Agrarpolitik in Brandenburg
An dieser Stelle wurde es theoretisch, aber deshalb nicht weniger interessant. Denn im Anschluss äußerte sich Landwirtschaftsminister Axel Vogel zu den Themen zukünftige Agrarpolitik, das agrarstrukturelle Leitbild und das Agrarstrukturgesetz in Brandenburg. Brandenburg braucht Bodenpolitik und ein Agrarstrukturgesetz. Das steht auch im Koalitionsvertrag. Demnach soll ein agrarstrukturelles Leitbild erarbeitet und darauf basierend ein Agrarstrukturgesetz konzipiert werden. Probleme sind, wie schon angesprochen, ein rasanter Anstieg der Boden- und Pachtpreise sowie ein Entzug von Wertschöpfung und Steuerkraft aus dem ländlichen Raum durch außerlandwirtschaftliche Investoren.

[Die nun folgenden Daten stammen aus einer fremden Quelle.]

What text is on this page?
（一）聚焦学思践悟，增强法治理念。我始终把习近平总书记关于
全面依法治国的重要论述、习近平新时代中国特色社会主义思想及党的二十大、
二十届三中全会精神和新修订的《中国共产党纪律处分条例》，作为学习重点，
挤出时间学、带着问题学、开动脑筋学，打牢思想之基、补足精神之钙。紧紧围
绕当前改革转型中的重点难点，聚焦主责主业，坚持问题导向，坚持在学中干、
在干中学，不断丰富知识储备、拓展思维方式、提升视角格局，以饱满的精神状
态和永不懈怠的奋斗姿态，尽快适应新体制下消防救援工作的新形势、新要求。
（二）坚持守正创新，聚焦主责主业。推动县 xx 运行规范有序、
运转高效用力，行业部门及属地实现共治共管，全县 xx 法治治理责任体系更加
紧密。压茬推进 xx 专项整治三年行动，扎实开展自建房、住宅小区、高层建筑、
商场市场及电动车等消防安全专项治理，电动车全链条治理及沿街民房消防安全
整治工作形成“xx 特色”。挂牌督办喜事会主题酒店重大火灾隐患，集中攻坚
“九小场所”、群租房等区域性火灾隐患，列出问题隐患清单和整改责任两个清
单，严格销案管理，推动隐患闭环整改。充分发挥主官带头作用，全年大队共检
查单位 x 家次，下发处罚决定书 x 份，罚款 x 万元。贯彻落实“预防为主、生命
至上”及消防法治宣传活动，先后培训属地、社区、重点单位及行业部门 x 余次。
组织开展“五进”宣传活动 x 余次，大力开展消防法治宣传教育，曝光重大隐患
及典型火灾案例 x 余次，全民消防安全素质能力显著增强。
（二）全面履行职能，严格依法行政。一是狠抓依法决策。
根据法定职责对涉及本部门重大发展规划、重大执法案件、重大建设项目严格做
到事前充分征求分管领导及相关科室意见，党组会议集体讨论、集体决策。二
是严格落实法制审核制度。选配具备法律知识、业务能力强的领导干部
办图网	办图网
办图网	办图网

Ziele eines Agrarstrukturgesetzes wären die breite Streuung von Bodeneigentum, den Anstieg von Pacht- und Bodenpreisen zu dämpfen, dabei für mehr Transparenz auf dem Bodenmarkt zu sorgen und marktbeherrschende Positionen zu vermeiden. Axel Vogel stellte auch klar, dass Brandenburg bisher über kein konsistentes Leitbild verfügt und das Bodenmarkt und Agrarstruktur von vielen Faktoren abhängig seien. Es sind weitere Maßnahmen nötig, wie eine sinnvolle Flächennutzungspolitk und Existenzgründungen und Generationenwechsel in der Landwirtschaft. Ein Problem besteht auch darin, dass Aufforstungen immer stärker in den landwirtschaftlichen Nutzungsraum übergehen.
Diskussion mit Substanz
Nach den beiden Vorträgen war noch Zeit für eine ausgiebige Diskussion mit allen Anwesenden. Und Bedarf gab es dafür in jedem Fall. Es waren neben Studierenden auch Flächenbesitzer und Pächter anwesend, die ihre eigenen Erfahrungen mit allen Anwesenden teilten. Auch unsere Studies diskutierten fleißig mit und baten Minister Axel Vogel u.a. darum, dass aktuelle Leitbild näher zu skizzieren. Auch Anregungen darüber, dass das neue Gesetz nicht nur dämpfend wirken sollte, mit einem treffenden Vergleich zur Lage der Bodenpreise mit dem Mietspiegel für Wohnungen, wurden laut. Das geplante Gesetz sollte vielmehr den Effekt haben, dass Bodenpreise in Zukunft auch wieder sinken. Denn was bringt es einer/m Existenzgründer*in und Junglandwirt*in, wenn er/sie Land erwerben darf, aber die Bodenpreise schlichtweg zu teuer sind, um sich Land überhaupt leisten zu können. Fest steht, die Debatte um ein Leitbild für die Landwirtschaft in Brandenburg wird schon sehr lange geführt und es bedarf einer dringenden Veränderung unserer Agrarstruktur und eines konkreten Impulses, um Verbesserungen auf dem landwirtschaftlichen Bodenmarkt in Brandenburg auf den Weg zu bringen. Dies soll in Form eines breiten Diskurses und eines partizipativen Leitbildprozesses mit der Öffentlichkeit und vor allem mit Menschen, die in die Landwirtschaft einsteigen möchten geschehen. Der Diskussionsabend lieferte hierfür einen gelungenen Auftakt.